Nell’ambito di questa giornata, il ricordo personale di scrive si è focalizzato su due delle già citate esperienze di ricerca collettiva: quelle sui movimenti migratori nel Biellese e sulle seconde generazioni. In queste due occasioni ho potuto sperimentare in prima persona quanto il seminario ha cercato di mettere15 in rilievo rispetto all’eccentricità di Franco nel contesto culturale italiano.

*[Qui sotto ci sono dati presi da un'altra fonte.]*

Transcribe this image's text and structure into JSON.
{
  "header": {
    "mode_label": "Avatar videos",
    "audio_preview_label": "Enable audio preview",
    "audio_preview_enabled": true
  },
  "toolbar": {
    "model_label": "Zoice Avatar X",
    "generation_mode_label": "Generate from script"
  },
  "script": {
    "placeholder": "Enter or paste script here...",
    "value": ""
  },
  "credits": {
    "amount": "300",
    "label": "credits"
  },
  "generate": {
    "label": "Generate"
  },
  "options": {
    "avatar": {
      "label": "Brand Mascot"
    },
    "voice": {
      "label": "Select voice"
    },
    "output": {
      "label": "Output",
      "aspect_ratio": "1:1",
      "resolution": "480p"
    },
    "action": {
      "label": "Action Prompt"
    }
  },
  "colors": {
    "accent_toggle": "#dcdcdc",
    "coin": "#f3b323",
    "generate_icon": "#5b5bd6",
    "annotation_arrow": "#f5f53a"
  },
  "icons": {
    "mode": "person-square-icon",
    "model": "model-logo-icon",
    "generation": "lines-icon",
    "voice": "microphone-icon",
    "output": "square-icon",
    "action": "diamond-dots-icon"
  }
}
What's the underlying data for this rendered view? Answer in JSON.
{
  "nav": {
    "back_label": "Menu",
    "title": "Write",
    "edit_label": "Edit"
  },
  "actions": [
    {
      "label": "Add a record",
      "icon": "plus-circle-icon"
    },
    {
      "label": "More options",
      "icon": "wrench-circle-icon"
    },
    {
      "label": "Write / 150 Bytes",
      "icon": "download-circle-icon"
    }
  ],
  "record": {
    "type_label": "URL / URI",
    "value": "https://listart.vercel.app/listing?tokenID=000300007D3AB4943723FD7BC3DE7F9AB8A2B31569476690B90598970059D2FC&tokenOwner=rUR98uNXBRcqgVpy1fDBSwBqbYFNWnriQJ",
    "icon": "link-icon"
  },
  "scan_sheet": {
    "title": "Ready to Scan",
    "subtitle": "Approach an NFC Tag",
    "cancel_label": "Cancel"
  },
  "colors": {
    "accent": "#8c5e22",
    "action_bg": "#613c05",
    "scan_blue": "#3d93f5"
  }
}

Mi riferisco in particolare alla sua assoluta lontananza dai tanti vizi della cultura accademica del nostro paese e alla sua ‒ più unica che rara ‒ capacità di “maestro” in grado di orientare i ricercatori con lucidità, semplicità e ironia, rifuggendo dalla retorica, dall’erudizione e dalla assai diffusa propensione all’autoreferenzialità di molti. “Un maestro senza scuola”, a mio modo di vedere, sono le parole che meglio riassumono la sua “semplicità” nel ricorrere all’esemplificazione, alla narrazione di storie individuali e familiari per svelare in realtà la “complessità” metodologico-euristica della ricerca sul campo.
Nelle periodiche riunioni dei due gruppi, distanti circa un trentennio l’una dall’altra, ho potuto apprezzare queste rare doti didascaliche di Franco e scoprire come, attraverso i suoi puntuali e incisivi interventi, sia stato capace di semplificare i termini di questioni teorico-metodologiche assai complesse e controverse. Mi riferisco, nel primo caso, ai ben noti e datati dibattiti sulla microstoria, sul ruolo della storia orale, della soggettività, delle relazioni sociali come motori dei comportamenti sociali e alla pionieristica traduzione di tali indirizzi euristici negli studi sui movimenti migratori realizzata, in primis, proprio da Franco Ramella. Mentre nel secondo caso penso ai molti, utilissimi, tasselli che lo studioso scomparso ha apportato al dibattito scientifico sollevatosi dopo l’arrivo degli stranieri nel nostro paese opponendosi, con numerosi interventi esemplificativi durante le periodiche riunioni, alla falsa contrapposizione tra emigrazione, immigrazione e migrazioni interne basata, come è noto, sull’origine e la direzione territoriale dei movimenti, anziché sulle reti e gli spazi sociali dei soggetti coinvolti.